Het verstrekken en verkopen van alcohol aan jongeren onder de 16 (vanaf 1 januari 2014: onder de 18 jaar) kan als gevolg van de wijziging van de Drank- en Horecawet harder worden aangepakt. Supermarkten en andere detailhandelaren die binnen één jaar drie keer betrapt worden op het verkopen van alcohol aan jongeren onder de leeftijdsgrens kan het tijdelijk worden verboden om alcoholhoudende drank te verkopen. De burgemeester kan een alcoholverkoopverbod van één tot twaalf weken opleggen. De horeca- en slijterijvergunning kan al na één overtreding worden geschorst.

 

De administratieve lasten voor horeca- en slijtersbedrijven worden fors verminderd. Zo hoeft een ondernemer een nieuwe leidinggevende nog slechts bij de burgemeester te melden en hoeft er in zo’n geval geen nieuwe vergunning meer te worden aangevraagd.

 

De Lex silencio positivo in de Drank- en Horecawet

In artikel 28, eerste lid, van de Dienstenwet is bepaald dat de lex silencio positivo van toepassing is op een aanvraag om een vergunning die onder de Dienstenwet valt, tenzij bij wettelijk voorschrift anders is bepaald. De lex silencio positivo is de regeling waarbij een vergunning automatisch verleend wordt als de overheid niet tijdig over de aanvraag van een vergunning heeft beslist. Hiermee wil het kabinet tijdige besluitvorming bij vergunningaanvragen bevorderen.

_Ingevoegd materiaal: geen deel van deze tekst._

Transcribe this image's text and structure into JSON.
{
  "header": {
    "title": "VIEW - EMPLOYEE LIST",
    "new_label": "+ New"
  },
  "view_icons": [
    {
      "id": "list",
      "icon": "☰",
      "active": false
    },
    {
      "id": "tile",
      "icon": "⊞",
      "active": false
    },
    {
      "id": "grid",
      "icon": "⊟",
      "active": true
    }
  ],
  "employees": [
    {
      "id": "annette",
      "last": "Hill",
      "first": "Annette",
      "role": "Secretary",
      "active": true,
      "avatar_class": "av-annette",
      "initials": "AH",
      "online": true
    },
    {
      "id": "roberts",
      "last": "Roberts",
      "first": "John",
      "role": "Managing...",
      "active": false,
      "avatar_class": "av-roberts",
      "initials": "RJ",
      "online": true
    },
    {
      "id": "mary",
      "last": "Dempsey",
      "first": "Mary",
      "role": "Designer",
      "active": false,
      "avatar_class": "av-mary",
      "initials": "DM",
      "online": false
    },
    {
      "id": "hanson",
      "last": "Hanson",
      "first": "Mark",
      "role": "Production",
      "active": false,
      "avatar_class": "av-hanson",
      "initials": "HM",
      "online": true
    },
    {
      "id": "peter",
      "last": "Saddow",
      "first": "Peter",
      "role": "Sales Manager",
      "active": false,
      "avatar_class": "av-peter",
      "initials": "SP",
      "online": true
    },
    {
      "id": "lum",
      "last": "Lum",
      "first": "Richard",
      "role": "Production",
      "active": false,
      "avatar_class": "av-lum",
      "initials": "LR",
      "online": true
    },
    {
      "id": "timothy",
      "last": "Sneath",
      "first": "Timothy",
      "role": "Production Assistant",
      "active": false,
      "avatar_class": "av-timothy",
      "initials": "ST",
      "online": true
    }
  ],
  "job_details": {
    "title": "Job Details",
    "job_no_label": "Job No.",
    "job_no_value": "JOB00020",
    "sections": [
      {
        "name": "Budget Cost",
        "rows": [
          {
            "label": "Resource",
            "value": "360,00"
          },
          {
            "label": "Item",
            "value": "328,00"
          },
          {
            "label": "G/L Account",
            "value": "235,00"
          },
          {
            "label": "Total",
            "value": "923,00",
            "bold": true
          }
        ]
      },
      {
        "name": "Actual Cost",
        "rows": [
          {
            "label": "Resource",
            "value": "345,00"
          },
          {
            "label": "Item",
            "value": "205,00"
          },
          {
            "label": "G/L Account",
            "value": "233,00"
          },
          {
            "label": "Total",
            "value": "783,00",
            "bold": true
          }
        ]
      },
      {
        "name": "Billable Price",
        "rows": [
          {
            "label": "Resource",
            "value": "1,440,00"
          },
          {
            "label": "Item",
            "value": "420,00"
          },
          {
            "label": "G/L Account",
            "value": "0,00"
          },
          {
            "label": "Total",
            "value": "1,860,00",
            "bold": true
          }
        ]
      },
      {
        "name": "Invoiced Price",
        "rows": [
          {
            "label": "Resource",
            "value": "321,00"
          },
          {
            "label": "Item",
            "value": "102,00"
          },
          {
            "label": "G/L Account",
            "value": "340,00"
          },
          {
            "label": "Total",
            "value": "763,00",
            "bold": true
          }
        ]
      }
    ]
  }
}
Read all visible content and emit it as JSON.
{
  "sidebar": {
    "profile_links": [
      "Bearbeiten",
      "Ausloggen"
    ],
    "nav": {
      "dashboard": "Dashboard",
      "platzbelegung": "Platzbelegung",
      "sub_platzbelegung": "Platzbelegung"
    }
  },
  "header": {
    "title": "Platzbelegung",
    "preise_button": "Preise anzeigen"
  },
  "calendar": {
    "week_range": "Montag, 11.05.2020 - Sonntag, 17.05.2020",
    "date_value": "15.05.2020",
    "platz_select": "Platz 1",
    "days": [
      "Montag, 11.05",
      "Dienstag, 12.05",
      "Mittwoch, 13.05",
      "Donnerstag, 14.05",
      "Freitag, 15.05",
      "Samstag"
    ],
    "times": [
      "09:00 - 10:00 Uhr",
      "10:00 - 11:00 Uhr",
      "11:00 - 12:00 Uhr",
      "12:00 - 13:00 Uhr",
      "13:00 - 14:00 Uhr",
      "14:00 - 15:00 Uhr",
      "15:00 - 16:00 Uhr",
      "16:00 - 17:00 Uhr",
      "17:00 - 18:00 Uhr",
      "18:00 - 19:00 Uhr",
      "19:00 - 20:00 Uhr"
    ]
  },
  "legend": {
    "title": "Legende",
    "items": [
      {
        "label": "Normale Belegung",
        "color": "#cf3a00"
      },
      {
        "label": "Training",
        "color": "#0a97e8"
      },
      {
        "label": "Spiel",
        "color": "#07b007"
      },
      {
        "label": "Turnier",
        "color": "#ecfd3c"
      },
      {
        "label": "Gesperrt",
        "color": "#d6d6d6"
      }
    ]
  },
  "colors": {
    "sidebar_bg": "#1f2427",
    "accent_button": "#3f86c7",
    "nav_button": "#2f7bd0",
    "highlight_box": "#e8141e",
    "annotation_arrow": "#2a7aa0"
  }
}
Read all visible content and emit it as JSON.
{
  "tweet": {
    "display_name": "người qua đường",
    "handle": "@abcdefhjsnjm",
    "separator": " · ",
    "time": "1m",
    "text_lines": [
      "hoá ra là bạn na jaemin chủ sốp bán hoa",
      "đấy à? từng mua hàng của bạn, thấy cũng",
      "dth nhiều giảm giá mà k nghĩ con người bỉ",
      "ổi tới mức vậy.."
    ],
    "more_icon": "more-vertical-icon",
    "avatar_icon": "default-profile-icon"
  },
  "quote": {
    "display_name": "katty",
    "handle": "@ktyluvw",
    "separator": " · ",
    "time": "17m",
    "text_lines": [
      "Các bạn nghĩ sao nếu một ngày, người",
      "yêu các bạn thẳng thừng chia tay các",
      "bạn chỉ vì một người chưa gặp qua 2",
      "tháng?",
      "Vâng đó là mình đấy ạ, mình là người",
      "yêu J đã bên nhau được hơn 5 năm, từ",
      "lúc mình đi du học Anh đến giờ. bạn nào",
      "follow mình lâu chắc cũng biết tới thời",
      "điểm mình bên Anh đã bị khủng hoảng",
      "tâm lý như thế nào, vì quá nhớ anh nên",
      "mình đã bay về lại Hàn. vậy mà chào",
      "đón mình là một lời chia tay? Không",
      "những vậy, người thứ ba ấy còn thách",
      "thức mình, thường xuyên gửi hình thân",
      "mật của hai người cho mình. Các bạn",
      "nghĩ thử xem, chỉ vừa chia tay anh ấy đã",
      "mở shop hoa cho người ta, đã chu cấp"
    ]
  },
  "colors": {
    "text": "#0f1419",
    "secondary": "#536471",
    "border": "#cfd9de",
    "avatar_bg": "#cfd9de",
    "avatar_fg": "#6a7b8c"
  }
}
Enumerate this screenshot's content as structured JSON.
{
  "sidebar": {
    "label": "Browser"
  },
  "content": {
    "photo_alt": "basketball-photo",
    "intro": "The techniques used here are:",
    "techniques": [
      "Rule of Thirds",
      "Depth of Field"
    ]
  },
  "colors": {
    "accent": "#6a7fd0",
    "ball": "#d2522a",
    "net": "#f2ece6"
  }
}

In de gewijzigde Drank- en Horecawet is in artikel 3, tweede lid, artikel 4, zesde lid en artikel 35, vijfde lid bepaald dat de lex silencio positivo (paragraaf 4.1.3.3 van de Algemene wet bestuursrecht) niet van toepassing is op deze aanvragen.

 

Ten aanzien van de aanvragen als bedoeld in artikel 30 en artikel 30A, eerste en tweede lid en van de Drank- en Horecawet is niet expliciet bepaald dat de lex silencio positivo niet van toepassing is. De aanname is derhalve dat de lex silencio van toepassing is op deze aanvragen. Dit betekent dus dat een aanvraag binnen de wettelijk gestelde termijn afgewikkeld dient te worden. Indien dit niet gebeurt is de vergunning / de ontheffing van rechtswege verleend.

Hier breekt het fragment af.